Die brennendste Frage jedoch betrifft das Thomas-Evangelium, das tatsächlich 1945 entdeckt wurde und bei vielen Wissenschaftlern als authentisch gilt. Dass es selbiges gibt, wurde von der katholischen Kirche schon lange akzeptiert, obwohl es nicht als authentisch anerkannt ist. Wieso sollten die Verantwortlichen im Vatikan nun alles daran setzen, Frankie deswegen umzubringen? Und wieso sollte der Geist von Almeida ausgerechnet in Frankie fahren, wo doch ihre Mutter die Kette ebenfalls schon in Händen gehalten hat – und das länger, als Frankie selbst?

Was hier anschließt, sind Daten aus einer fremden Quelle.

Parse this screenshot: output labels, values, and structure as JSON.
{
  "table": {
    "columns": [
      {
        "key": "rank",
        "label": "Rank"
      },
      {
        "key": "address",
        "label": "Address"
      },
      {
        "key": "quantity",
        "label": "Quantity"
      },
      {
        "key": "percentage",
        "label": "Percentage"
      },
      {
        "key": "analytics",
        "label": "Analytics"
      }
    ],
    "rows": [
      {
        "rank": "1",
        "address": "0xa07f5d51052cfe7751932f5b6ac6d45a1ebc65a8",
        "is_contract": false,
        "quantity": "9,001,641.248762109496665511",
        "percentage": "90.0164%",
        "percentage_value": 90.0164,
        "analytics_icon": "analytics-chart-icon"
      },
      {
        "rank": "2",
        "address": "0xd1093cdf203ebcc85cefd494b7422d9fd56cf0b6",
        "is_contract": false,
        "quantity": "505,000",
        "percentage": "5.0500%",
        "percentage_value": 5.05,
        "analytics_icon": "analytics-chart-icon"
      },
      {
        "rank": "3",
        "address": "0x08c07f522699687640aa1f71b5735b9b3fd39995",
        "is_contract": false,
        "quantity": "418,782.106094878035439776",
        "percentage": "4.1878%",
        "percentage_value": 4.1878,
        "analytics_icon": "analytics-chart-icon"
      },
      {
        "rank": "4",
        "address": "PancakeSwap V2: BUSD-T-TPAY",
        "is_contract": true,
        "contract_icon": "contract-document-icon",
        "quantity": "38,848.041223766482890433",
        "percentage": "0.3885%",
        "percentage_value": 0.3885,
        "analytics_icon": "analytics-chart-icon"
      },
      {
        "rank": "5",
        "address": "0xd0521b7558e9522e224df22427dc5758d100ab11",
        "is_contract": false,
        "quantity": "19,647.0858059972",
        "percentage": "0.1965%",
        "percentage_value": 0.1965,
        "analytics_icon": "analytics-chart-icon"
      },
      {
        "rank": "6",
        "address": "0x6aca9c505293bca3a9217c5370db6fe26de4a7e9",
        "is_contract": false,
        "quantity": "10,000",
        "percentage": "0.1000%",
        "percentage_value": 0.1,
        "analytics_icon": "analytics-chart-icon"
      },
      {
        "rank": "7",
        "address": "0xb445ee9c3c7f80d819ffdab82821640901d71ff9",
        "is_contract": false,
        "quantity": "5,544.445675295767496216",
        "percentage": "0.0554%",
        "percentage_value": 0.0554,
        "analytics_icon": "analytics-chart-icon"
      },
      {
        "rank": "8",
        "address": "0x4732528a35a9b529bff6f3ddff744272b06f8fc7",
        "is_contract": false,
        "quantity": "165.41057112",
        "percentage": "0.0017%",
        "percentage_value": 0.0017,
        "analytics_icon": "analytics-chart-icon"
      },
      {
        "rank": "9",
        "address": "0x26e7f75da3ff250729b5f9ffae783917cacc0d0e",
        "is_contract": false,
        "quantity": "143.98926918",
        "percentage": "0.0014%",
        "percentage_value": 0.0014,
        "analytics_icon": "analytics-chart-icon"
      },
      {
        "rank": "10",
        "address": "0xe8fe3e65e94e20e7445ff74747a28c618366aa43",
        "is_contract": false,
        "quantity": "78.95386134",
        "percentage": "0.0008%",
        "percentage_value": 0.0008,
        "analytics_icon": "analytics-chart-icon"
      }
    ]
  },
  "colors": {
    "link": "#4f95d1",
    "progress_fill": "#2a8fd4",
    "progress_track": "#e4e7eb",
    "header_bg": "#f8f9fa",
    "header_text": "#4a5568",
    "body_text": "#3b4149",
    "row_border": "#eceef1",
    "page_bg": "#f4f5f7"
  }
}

Wie bereits erwähnt wird die Geschichte mit den üblichen Exorzist-Ekeleffekten gemischt, Selbstverstümmelungen und mit tiefer Männerstimme sprechende Frauen, so dass Genrefans hier auf ihre Kosten kommen könnten. Aber bis auf die wilden Flattereien, schwebende Menschen und Blutspritzer gibt es sonst eben nichts Neues. Wirklich grauenvolle verstörende Bilder, die einem wie beim Exorzisten im Gedächtnis bleiben würden, gibt es zudem ebenfalls nicht.
Bevor Frankie ein neues Stigmata verpasst bekommt, hört der Zuschauer nochmals die wichtigsten Kommentare seit der letzten (TV-)Werbepause aus dem Off, anschließend schaltet Rupert Wainwrights gründlich missratene Inszenierung von "Bilder fotografieren und Szenen zeigen" auf "MTV-Videoclip-Stil" und versucht mit vielen Blitzen, Schnitten und zerspringendem Glas sämtliche mögliche Fragen der Zuschauer abzuwürgen. Die ruhigen Szenen sind altbacken inszeniert, das Studioambiente ist offensichtlich und störend. Der Regisseur versucht zudem, die Bilder mit Weitwinkelaufnahmen so "groß" wie möglich zu halten, zoomt in Gesprächen urplötzlich aber so stark auf die Gesichter der Beteiligten, dass man um sie herum nichts anderes erkennen kann. Einen einheitlichen Stil lässt der Film völlig vermissen.
Bis auf die erwähnten Actionszenen: Hier drehen Kamera/Schnitt/Musik richtig auf und überfluten den Zuschauer mit peinlichen und erbärmlich inszenierten Eindrücken.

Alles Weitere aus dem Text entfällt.